Per ridurre il deficit di energia elettrica non serve solo costruire nuovi impianti, ma anche riconvertire e migliorare l'efficienza di quelli esistenti

Il metano dà una mano
Ma non basta

L'utilizzo del metano in centrali termoelettriche rappresenta una alternativa meno sporca (e non “più pulita”) rispetto agli altri combustibili fossili (olio combustibile, carbone, orimulsion, gasolio, etc).

Un minor impatto ambientale nella combustione del metano è conseguito in particolare ove siano applicate tecnologie a maggior rendimento rispetto ai tradizionali “cicli a vapore”: ad esempio le centrali a ciclo combinato e con cogenerazione (in cui i gas di scarico della prima combustione alimentano con il loro calore residuo una caldaia a recupero che produce ulteriore vapore, utilizzabile per teleriscaldamento, impieghi industriali ecc.).

In questo caso i rendimenti arrivano al 55-60%.

Un ulteriore passo sarà rappresentato dalla messa a punto industriale delle celle a combustibile, che possono raggiungere rendimenti globali (elettrici e termici) pari all'82% con emissioni nell'ambiente estremamente ridotte.

Con il meccanismo attivato in Italia della liberalizzazione del mercato dell'energia, si è assistito alla presentazione di numerosissime proposte di impianti termoelettrici a gas metano (per lo più cicli combinati e cogenerativi) che si aggiungerebbero agli esistenti.

centrale a turbogas
Schema di una centrale a turbina

Proviamo a indicare i principali fattori di impatto ambientale di una “tipica” centrale termoelettrica da 800 Mw termici (capace di produrre circa 400 Mw di elettricità) a ciclo combinato, alimentata a gas metano.

Le emissioni

Supponendo un funzionamento annuo dell'impianto per 8.000 ore, le emissioni principali sono costituite da ossido di azoto che possono essere stimate in circa 840.000 kg/anno, monossido di carbonio (200.000 kg/anno) e biossido di carbonio (il “gas serra” per definizione, 1.184.000 tonnellate/ anno, all'incirca un centesimo degli obiettivi nazionali di riduzione di questo gas che l'Italia si è impegnata a raggiungere con il “Protocollo di Kyoto”).

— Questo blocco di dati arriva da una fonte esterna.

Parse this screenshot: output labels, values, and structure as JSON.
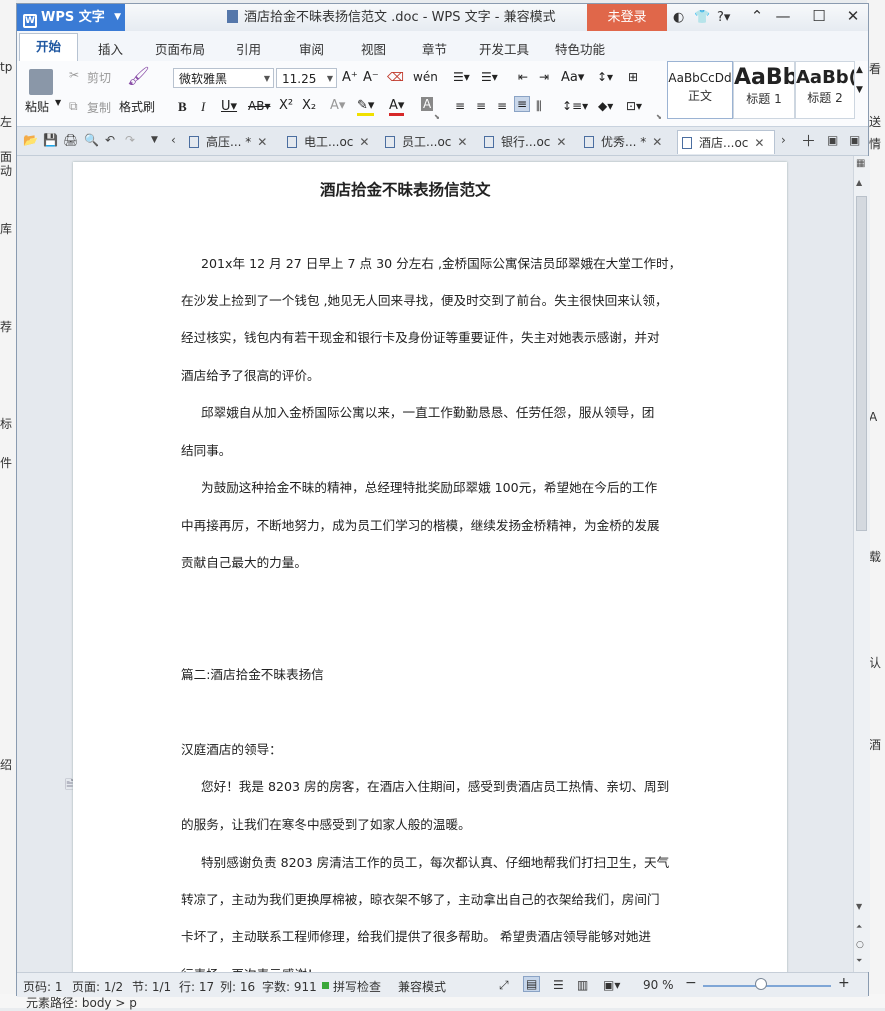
{
  "background": {
    "left_fragments": [
      "tp",
      "左",
      "面",
      "动",
      "库",
      "荐",
      "标",
      "件",
      "绍"
    ],
    "right_fragments": [
      "送",
      "情",
      "看",
      "A",
      "载",
      "认",
      "酒"
    ],
    "bottom_text": "元素路径: body > p"
  },
  "titlebar": {
    "app_name": "WPS 文字",
    "doc_title": "酒店拾金不昧表扬信范文 .doc - WPS 文字 - 兼容模式",
    "login_label": "未登录"
  },
  "menu": {
    "tabs": [
      "开始",
      "插入",
      "页面布局",
      "引用",
      "审阅",
      "视图",
      "章节",
      "开发工具",
      "特色功能"
    ]
  },
  "ribbon": {
    "paste": "粘贴",
    "cut": "剪切",
    "copy": "复制",
    "format_painter": "格式刷",
    "font_name": "微软雅黑",
    "font_size": "11.25",
    "styles": [
      {
        "sample": "AaBbCcDd",
        "name": "正文"
      },
      {
        "sample": "AaBb",
        "name": "标题 1"
      },
      {
        "sample": "AaBb(",
        "name": "标题 2"
      }
    ]
  },
  "doc_tabs": [
    {
      "label": "高压... *"
    },
    {
      "label": "电工...oc"
    },
    {
      "label": "员工...oc"
    },
    {
      "label": "银行...oc"
    },
    {
      "label": "优秀... *"
    },
    {
      "label": "酒店...oc"
    }
  ],
  "document": {
    "title": "酒店拾金不昧表扬信范文",
    "lines": [
      "201x年 12 月 27 日早上 7 点 30 分左右 ,金桥国际公寓保洁员邱翠娥在大堂工作时，",
      "在沙发上捡到了一个钱包 ,她见无人回来寻找，便及时交到了前台。失主很快回来认领，",
      "经过核实，钱包内有若干现金和银行卡及身份证等重要证件，失主对她表示感谢，并对",
      "酒店给予了很高的评价。",
      "邱翠娥自从加入金桥国际公寓以来，一直工作勤勤恳恳、任劳任怨，服从领导，团",
      "结同事。",
      "为鼓励这种拾金不昧的精神，总经理特批奖励邱翠娥 100元，希望她在今后的工作",
      "中再接再厉，不断地努力，成为员工们学习的楷模，继续发扬金桥精神，为金桥的发展",
      "贡献自己最大的力量。",
      "篇二:酒店拾金不昧表扬信",
      "汉庭酒店的领导：",
      "您好！我是 8203 房的房客，在酒店入住期间，感受到贵酒店员工热情、亲切、周到",
      "的服务，让我们在寒冬中感受到了如家人般的温暖。",
      "特别感谢负责 8203 房清洁工作的员工，每次都认真、仔细地帮我们打扫卫生，天气",
      "转凉了，主动为我们更换厚棉被，晾衣架不够了，主动拿出自己的衣架给我们，房间门",
      "卡坏了，主动联系工程师修理，给我们提供了很多帮助。 希望贵酒店领导能够对她进",
      "行表扬，再次表示感谢！"
    ]
  },
  "status": {
    "page_code": "页码: 1",
    "pages": "页面: 1/2",
    "section": "节: 1/1",
    "row": "行: 17",
    "column": "列: 16",
    "word_count": "字数: 911",
    "spellcheck": "拼写检查",
    "mode": "兼容模式",
    "zoom": "90 %",
    "zoom_level": 0.45
  },
  "colors": {
    "accent": "#3a7bd5",
    "login": "#e0674a"
  }
}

Anche se parliamo di gas metano vanno considerati - vista la taglia dell'impianto - anche inquinanti come le polveri e gli ossidi di zolfo (30.000 kg/anno di ossidi di zolfo e a 15.000 kg/anno nel caso delle polveri).

Si ' L tratta di valori elevati - anche se più bassi (eccetto gli ossidi di azoto) rispetto ad una equivalente centrale a combustibili fossili tradizionali - che peserebbero sull'area interessata. Per non dire degli aerosol o “drift” (goccioline di vapore acqueo) che nel nostro caso possono essere stimate in oltre 1 metro cubo all'ora, con un potenziale effetto peggiorativo (nebbie) sulla situazione della zona.

L'acqua

Di norma le centrali a ciclo combinato hanno sistemi di raffreddamento ad acqua. Ciò comporta, anche in presenza di un parziale riciclo dell'acqua utilizzata nell'impianto, elevati prelievi (intorno a 450 mc/h di acqua, l'equivalente del consumo medio di 31.000 abitanti di una metropoli del nord Italia).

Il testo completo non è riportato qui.